La situation n’est plus contrôlable. A l’ONU cette semaine, hormis ceux de l’Afrique et des Nations asséchées par le sous-développement, les 60 chefs d’Etats n’ont exprimé aucune compassion ou émotion envers les pays les plus démunis et les plus fragiles au réchauffement rampant du climat. Pourtant, les 15 sites les plus menacés par ce phénomène qui progresse inexorablement selon les experts, se trouvent en Afrique. Se pose ici un réel problème de justice climatique. L’édition 2016 de la COP avait débattu de cette «injustice climatique», mais c’était bien parce qu’elle se déroulait à Marrakech, à l’écart d’une tribune occidentale. Nonobstant cette première et dernière référence à notre Continent, il faut savoir que sur le terrain, les changements climatiques commencent à sévir en Afrique. Les périls qui la caressent déjà, devraient dorénavant conduire les ordonnateurs concernés à libérer les budgets et les financements prévus par la COP21 de 2015 à Paris. La philosophie de cette mesure courageuse participait de l’idée à mener les populations africaines à trouver à leurs propres solutions pour résister à la carbonisation et à la déforestation du continent.

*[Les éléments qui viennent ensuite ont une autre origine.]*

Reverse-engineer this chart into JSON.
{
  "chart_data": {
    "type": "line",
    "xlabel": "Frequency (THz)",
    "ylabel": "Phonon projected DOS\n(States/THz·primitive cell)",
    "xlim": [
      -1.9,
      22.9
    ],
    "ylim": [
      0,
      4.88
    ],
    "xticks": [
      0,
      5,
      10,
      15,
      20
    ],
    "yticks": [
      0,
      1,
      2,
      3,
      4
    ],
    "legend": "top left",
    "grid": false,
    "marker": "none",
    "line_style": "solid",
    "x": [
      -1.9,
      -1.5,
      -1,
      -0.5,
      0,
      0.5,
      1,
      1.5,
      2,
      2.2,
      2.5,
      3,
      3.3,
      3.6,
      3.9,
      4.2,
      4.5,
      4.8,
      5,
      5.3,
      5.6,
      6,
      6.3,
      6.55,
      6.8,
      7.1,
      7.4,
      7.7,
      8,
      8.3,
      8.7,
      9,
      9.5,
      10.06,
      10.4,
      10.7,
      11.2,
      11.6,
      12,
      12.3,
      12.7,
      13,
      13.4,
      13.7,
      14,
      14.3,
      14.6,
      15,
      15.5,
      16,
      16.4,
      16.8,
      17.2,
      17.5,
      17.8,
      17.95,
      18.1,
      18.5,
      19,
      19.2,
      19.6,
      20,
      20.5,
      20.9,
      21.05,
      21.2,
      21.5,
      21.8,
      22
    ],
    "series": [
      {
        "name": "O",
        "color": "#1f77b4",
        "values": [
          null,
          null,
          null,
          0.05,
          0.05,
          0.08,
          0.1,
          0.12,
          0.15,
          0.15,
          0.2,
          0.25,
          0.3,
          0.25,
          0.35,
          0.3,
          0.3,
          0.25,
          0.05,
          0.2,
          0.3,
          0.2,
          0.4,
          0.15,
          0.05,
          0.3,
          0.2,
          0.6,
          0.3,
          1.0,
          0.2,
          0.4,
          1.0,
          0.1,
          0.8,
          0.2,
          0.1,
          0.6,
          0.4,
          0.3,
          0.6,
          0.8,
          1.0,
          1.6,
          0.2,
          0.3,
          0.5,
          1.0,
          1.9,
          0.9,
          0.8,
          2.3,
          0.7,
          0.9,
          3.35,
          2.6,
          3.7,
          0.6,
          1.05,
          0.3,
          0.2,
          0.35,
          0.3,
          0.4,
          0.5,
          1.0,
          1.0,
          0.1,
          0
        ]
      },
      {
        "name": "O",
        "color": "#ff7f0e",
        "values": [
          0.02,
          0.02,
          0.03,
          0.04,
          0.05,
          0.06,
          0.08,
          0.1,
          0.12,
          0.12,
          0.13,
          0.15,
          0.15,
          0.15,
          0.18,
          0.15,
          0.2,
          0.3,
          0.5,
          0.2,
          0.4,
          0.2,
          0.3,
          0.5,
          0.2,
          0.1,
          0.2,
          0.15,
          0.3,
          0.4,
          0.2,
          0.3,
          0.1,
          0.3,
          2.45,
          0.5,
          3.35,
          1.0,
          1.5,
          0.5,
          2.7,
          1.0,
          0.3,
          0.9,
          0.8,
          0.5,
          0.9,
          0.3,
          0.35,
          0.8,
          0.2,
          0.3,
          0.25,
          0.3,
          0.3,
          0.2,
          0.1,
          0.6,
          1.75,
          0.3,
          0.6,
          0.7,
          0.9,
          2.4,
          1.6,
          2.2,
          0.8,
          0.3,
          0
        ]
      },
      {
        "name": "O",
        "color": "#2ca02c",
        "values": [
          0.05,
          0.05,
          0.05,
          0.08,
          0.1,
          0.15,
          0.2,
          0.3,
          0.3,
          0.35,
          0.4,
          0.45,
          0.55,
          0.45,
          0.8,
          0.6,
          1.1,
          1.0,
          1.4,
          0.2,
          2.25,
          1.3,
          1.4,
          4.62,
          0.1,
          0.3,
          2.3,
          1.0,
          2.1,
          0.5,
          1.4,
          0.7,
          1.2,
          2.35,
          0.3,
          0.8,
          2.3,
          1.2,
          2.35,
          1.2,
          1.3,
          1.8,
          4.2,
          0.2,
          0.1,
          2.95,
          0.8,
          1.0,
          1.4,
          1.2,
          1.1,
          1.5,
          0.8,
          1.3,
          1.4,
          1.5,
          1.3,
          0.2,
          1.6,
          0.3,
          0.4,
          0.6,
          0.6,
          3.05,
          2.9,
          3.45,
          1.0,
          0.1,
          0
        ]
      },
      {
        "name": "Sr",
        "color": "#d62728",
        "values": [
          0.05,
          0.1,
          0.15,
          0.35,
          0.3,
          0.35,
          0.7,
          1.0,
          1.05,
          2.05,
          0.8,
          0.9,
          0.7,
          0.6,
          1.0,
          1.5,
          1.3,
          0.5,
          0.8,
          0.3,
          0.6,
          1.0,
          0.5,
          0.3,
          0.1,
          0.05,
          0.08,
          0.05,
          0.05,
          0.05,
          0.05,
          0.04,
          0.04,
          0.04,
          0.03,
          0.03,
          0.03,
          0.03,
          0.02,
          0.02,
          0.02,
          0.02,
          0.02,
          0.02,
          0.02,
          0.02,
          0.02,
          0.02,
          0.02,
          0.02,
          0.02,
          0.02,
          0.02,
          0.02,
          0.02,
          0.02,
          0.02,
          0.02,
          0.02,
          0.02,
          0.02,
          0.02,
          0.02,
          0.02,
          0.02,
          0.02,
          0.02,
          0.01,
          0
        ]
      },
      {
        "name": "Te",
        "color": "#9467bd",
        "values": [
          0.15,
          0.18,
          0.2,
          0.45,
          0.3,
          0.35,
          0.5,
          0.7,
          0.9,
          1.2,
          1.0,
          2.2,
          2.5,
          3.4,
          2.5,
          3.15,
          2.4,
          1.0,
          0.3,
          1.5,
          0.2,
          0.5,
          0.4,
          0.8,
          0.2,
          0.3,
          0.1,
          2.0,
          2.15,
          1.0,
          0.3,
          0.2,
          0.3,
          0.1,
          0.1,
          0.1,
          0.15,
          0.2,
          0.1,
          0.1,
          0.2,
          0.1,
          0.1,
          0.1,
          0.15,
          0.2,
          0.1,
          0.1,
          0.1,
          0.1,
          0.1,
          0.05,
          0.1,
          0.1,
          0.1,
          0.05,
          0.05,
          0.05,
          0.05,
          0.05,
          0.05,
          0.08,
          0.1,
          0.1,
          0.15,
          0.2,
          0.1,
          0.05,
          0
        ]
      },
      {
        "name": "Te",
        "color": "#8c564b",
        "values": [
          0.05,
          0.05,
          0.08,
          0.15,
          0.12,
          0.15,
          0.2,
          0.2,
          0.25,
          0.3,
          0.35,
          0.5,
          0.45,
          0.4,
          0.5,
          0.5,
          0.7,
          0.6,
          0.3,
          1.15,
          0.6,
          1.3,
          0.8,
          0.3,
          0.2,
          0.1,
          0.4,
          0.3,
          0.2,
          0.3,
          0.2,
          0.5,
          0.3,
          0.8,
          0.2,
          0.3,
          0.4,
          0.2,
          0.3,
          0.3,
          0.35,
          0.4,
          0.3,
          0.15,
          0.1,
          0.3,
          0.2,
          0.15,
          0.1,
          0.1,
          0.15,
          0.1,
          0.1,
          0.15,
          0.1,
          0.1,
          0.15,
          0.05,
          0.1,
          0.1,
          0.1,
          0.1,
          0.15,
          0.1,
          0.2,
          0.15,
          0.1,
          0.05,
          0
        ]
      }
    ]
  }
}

Sinon, au plan général, aucune annonce spectaculaire n’est venue relancer l’espoir d’un comportement unanime, inconditionnel ou irréversible à l’égard des pollutions et des quantités astronomiques de poisons envoyées dans les airs. Antonio Guterres propose de taxer le carbone, ce qui fait sourire les pollueurs parce que l’ONU ne dispose d’aucun pouvoir sur les Etats. Dans la foulée, il insiste pour cesser la construction des centrales à charbon sachant que les opérateurs concernés se trancheront dans la sourde oreille.
Bref, la lancinante revendication des scientifiques, à savoir ne plus éjecter du carbone, demeure toujours une coquille vide. Et même si de nombreux états s’engagent aujourd’hui à réduire grandement les reflux de cette matière extrêmement nocive et basculer sur le «carbone neutre», ce sommet de l’ONU a baissé rideaux avec un goût d’inachevé, presque d’indifférence polie. Il n’a pu se démarquer de toutes les conférences internationales sur la pollution.
 Cette question du réchauffement de la terre est une de ces grandes hontes de l’humanité.